Entertainment Magazine

Urban Haute Bourgeoisie

Posted on the 27 April 2018 by Sjhoneywell
Films: Metropolitan
Format: DVD from Mokena Public Library through interlibrary loan on The New Portable. Urban Haute Bourgeoisie

In the end of the blogging swimming pool where I swim, the nicest guy around is Dan Heaton. Dan named his blog, Public Transportation Snob, after a line from Metropolitan. The more I think about this, the more I am fascinated by it. Dan is a genuinely good guy and seems like the complete opposite of the smug, entitled douchebags that populate the world of this film. Clearly, Dan is a fan of this film. It seems incongruous; he’s too nice to like these people.

If you think that’s a hint as to where this review might be going, you’d be right. Metropolitan is more or less a series of conversations among a collection of pseudo-intellectual, filthy rich college students home for Christmas. More specifically, these conversations happen at a series of debutante parties and after parties in New York. Even more specifically, this is about the experience of Tom Townsend (Edward Clements) falling in with this wealthy, preppy crowd.

What we learn is that Tom is firmly middle-class, which makes him destitute compared with his new social group. For whatever reason, Tom attends a dress ball one night and winds up in the company of a group of wealthy socialites. Tom fits in surprisingly well, perhaps because of his socialist views, which seem exotic for the group. There are a few people in this group who become important. One is Nick Smith (Chris Eigerman), a cynic who desperately hates title aristocracy because of his hatred of Rick Von Sloneker (Will Kempe), a baron who acts in decadent, unprincipled ways (according to Nick). Another is Audrey Rouget (Carolyn Farina), a shy debutante who develops a crush on Tom. Another is Charlie Black (Taylor Nichols), a stuttering philosopher who carries a torch for Audrey.

Much of the plot revolves around Tom’s relationship with Serena Slocum (Ellia Thompson). What he learns early on is that Serena is tangential to this group. He also finds out that he was one of many boyfriends of Serena, who used to read his letters aloud to her friends. Despite this, Tom is still infatuated with her, and this infatuation continues despite her dating Nick’s nemesis, Rick Von Sloneker. Serena, it is revealed, is rather awful in this self-absorbed, pretentious way that everyone in the film seems to be. She feels like the aggrieved party when Tom doesn’t spend all his time talking to her despite her having, according to some counts, something like two dozen boyfriends.

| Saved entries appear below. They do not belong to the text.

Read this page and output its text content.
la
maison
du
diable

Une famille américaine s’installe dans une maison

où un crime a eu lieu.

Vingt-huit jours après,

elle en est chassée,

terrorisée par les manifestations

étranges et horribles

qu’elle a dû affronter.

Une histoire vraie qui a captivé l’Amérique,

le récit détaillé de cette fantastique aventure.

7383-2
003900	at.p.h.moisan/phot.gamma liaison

The last major plot point is Tom’s relationship with his father. See, Tom’s parents are divorced. It’s revealed over time that Tom was raised with the same sort of wealth as the other characters in the film, but his father has left him and his mother in greatly reduced circumstances. Tom claims to have a decent relationship with his father, but he discovers at one point that his father has thrown away all of his (Tom’s) possessions and moved across the country without telling him. This leads to the conclusion that either Tom is as insufferable as much of the film seems to indicate or that his father is as big of a prick as everyone else in this movie.

It’s the screenplay that was nominated for Metropolitan, and I can understand why; it’s the best part of the movie. But that doesn’t mean that it’s something about the movie that I enjoyed. Sure, it’s clever, and sure it’s filled with educated commentary and witty retorts, but it’s also filled with the sort of people who are aggressively awful. This is a film about entitled people being entitled, knowing that they are, and figuring they deserve it anyway. Charlie, our stammering philosopher, refers to their class as U.H.B., or Uhbs, which stands for Urban Haute Bourgeoisie. And while that’s probably the most appropriate nomenclature, it’s also so arrogant that it’s simultaneously appropriate and infuriating.

And for some reason, I’m in the minority on this film. This thing has an average score of 3.8 on Letterboxd, with more than 1000 reviews of four (out of five) stars. I can’t understand this at all. Again, I understand that it’s well written and even clever in places. But it’s just so infuriatingly stuffy and filled with undeserved arrogance.

So, yeah, I didn’t like this. I didn’t like the characters or their smugness, or the sure knowledge that none of them (were they real) would experience a genuine problem. Why the hell does anyone care about these assholes? I sure as hell don’t.

Why to watch Metropolitan: At the very least, the dialog is certainly interesting at times.
Why not to watch: I want to punch all of these people until my knuckles are bloody.